I'm new to learning algebra. I know what (a+b)^2 is. But then I thought what happens with ^1/2 or ^1/4. Can someone explain me?
Also I have 2 questions in my book. Square root of 4^2= I calculated it by multiplying by ^1/2= 2/2=1, so I get 4^1 is 4. Then I got a question: Square root of (-4)^2. Doing the same steps here I ended up with -4. Is that correct?
I'm sorry if it is not wel explained.

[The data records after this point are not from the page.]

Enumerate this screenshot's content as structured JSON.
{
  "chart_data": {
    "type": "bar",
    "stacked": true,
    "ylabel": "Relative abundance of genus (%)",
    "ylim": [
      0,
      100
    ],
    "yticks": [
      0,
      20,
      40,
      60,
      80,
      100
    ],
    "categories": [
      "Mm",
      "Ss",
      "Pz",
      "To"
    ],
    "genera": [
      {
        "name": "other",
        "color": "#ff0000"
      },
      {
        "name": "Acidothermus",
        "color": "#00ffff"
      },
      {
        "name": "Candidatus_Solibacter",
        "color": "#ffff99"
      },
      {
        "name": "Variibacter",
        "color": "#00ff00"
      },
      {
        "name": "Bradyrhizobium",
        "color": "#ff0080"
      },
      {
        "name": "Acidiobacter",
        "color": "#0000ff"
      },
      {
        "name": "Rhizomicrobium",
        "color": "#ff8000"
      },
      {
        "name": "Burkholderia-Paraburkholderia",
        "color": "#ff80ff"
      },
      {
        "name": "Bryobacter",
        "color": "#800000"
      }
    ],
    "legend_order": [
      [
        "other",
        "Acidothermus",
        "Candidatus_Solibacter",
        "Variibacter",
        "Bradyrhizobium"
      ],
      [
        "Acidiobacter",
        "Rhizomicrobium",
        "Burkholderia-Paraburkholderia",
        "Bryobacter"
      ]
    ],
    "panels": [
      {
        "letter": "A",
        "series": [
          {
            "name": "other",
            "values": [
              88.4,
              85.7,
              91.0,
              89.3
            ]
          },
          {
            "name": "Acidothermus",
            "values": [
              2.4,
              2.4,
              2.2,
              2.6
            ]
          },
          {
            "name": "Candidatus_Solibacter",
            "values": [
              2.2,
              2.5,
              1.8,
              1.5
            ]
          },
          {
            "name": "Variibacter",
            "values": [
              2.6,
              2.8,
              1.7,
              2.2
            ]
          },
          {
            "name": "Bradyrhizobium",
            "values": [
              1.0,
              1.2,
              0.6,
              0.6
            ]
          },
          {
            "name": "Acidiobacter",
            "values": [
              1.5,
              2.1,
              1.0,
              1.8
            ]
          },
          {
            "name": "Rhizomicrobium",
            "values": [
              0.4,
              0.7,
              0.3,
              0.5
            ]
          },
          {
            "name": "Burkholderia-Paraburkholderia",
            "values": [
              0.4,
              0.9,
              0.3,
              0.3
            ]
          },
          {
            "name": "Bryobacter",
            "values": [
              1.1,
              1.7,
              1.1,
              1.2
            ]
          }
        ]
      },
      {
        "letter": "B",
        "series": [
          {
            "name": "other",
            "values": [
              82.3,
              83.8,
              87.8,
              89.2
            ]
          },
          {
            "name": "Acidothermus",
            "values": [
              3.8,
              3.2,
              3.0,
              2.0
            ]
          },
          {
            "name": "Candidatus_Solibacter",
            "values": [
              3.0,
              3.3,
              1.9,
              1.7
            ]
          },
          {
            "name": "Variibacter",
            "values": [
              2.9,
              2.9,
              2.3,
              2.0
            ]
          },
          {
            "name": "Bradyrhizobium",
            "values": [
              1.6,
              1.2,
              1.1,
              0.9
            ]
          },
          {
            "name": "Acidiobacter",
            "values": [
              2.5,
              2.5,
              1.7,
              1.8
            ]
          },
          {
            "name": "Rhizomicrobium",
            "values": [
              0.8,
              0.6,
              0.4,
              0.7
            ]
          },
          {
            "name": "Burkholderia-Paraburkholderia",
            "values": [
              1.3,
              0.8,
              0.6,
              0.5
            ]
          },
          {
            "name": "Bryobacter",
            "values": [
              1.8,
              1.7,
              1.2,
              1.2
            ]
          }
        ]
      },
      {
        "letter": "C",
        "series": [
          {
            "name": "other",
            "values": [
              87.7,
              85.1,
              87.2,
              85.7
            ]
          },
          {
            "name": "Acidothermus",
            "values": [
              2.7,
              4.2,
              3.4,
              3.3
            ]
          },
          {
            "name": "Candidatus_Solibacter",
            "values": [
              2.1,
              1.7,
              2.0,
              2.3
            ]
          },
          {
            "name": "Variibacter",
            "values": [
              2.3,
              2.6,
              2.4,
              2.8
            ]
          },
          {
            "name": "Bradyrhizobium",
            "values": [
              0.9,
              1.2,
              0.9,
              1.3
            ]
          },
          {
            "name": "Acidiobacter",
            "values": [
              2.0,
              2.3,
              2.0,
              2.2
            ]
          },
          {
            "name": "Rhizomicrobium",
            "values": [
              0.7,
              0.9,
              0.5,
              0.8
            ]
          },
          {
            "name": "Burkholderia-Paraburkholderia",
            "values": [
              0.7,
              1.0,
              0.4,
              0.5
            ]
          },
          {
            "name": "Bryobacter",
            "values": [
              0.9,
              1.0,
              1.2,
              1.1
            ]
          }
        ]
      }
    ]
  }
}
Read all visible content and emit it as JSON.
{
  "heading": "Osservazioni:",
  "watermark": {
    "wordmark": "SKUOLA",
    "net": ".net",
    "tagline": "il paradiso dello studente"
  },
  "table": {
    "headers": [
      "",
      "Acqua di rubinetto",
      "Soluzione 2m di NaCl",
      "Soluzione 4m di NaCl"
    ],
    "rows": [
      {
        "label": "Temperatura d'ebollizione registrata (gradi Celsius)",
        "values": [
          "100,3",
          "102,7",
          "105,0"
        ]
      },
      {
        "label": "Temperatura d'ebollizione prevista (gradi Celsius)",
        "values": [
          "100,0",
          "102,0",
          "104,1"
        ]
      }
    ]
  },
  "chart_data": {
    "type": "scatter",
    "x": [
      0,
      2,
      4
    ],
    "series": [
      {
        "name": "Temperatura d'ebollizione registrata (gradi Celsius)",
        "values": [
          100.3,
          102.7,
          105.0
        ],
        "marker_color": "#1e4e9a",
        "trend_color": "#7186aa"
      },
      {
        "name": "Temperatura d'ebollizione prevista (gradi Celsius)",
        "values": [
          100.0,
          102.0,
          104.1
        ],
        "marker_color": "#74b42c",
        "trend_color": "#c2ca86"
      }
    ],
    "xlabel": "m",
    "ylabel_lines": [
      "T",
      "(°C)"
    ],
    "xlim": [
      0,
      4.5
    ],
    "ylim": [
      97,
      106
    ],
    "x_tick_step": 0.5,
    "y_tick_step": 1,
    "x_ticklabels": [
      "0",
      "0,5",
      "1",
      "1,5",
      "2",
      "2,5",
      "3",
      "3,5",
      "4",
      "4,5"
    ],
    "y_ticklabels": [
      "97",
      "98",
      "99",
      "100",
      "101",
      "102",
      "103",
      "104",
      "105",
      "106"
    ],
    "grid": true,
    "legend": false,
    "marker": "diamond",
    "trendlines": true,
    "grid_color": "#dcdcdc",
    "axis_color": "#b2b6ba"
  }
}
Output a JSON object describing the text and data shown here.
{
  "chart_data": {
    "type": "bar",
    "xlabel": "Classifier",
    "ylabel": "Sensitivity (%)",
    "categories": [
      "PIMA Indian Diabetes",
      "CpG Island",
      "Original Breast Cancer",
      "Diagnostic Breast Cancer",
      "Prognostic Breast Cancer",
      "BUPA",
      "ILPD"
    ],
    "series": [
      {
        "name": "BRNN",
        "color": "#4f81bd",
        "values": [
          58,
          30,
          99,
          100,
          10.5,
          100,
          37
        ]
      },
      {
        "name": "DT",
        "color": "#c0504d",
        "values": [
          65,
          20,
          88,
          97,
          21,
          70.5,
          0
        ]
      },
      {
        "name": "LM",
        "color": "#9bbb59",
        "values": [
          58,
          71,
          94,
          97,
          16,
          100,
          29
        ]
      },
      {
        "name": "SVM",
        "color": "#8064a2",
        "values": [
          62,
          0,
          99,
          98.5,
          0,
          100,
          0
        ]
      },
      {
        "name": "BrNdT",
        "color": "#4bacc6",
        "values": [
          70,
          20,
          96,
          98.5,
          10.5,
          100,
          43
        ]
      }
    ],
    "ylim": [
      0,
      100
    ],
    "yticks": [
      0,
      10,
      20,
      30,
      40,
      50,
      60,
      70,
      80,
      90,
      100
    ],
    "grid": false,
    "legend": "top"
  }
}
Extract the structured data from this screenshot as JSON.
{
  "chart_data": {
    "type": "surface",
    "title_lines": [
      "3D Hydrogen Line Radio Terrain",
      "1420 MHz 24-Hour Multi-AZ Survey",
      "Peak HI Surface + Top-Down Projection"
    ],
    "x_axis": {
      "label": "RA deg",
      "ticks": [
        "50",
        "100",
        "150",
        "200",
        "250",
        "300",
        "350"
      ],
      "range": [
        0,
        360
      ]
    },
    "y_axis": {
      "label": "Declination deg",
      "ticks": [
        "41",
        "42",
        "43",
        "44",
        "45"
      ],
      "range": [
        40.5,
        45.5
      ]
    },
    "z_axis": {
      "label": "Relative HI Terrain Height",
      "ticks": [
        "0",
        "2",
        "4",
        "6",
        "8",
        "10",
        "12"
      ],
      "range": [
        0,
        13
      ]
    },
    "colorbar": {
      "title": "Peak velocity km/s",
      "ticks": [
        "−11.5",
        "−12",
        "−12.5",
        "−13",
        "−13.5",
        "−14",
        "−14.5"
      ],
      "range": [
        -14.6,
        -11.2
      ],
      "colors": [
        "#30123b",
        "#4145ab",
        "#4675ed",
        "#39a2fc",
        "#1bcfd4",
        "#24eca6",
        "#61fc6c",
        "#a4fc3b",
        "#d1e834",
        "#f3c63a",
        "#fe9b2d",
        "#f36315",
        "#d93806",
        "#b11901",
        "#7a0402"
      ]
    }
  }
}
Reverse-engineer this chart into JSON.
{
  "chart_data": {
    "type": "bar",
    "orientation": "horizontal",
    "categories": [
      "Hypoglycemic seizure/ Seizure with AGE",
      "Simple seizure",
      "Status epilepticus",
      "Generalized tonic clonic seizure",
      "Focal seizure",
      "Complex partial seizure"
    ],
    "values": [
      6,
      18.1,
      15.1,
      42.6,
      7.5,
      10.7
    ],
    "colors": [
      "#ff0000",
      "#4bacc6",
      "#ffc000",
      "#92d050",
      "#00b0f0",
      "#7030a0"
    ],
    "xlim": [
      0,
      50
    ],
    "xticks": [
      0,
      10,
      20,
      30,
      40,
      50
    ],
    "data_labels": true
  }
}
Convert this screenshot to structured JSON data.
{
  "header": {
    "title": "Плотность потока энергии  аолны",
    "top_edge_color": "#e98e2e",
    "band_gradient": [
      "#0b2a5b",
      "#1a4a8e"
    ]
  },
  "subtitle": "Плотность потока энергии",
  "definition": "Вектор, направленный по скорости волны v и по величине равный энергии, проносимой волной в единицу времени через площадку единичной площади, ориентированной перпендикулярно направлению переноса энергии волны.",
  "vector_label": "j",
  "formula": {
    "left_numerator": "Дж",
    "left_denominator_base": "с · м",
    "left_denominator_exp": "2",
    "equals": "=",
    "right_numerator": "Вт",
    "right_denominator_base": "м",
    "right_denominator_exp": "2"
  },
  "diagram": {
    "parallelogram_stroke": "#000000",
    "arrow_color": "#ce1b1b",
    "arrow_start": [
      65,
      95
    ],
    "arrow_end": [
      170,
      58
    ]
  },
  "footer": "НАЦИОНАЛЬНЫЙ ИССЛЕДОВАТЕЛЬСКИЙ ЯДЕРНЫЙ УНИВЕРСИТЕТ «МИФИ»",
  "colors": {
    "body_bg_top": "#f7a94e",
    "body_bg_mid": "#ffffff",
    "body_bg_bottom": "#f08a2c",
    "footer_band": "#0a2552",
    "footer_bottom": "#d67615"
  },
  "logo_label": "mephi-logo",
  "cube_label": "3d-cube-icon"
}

If something is unclear I'll try explaining diffrent.
 A: Well you might have looked into
$\left(a+b\right)^2\:=\:a^2+b^2+2ab$
This is actually derived using BIOMIAL THEOREM. Similarly 
$\left(a+b\right)^{\frac{1}{2}}\:\:or\:\left(a+b\right)^{\frac{1}{x}}$
for all real values of 'x' are derived using BINOMIAL THEOREM. If you are new to algebra BINOMIAL is a bit complex. 
Actually we say $\left(a+b\right)^{\frac{1}{2}}$ as the square root of (a+b) written as $\sqrt{\left(a+b\right)}$.
And in the problem the first case is 
$\left(4^2\right)^{\frac{1}{2}}=\left(16\right)^{\frac{1}{2}}$
Now $\left(16\right)^{\frac{1}{2}}$ is actually either +4 or -4 as both of them square yields 16.
That is 
$4^2=\left(-4\right)^2=16$
So for the second part 
$\left(\left(-4\right)^2\right)^{\frac{1}{2}}$
yields the same answer +4 or -4.
A: When you raise $x$ to the $\frac{1}{2}$ power, that means you are taking the square root of $x$.  So $x^{\frac{1}{2}} = \sqrt{x}$.  Similarly, $(a + b)^{\frac{1}{2}} = \sqrt{a + b}$.
Because of this, you can easily figure out what, for example, $4^{\frac{1}{2}}$ is.  Since this is just $\sqrt{4}$, and you know that $\sqrt{4} = 2$, then we have $4^{\frac{1}{2}} = 2$.
Can you figure out what $9^{\frac{1}{2}}$ is?  What about $16^{\frac{1}{2}}$?
Now, when you take the square root of anything, it is always a positive number.  So if you have $\sqrt{ (-4)^{2}}$, first you square the $-4$ on the inside.  This makes the problem become $\sqrt{16}$, and you know that $\sqrt{16} = 4$.  This is why $\sqrt{ (-4)^{2}} = 4$.  It's because you first square the inside, and the square root is always a positive number.
A: *

*There is no rule for simplifying $\sqrt{a+b}$

*$(-4)^2 = -4 \cdot -4 = 16$

*$4^2$ cannot be calculated by applying an exponent of $\frac{1}{2}$ because it changes the question "what is the square of 4?"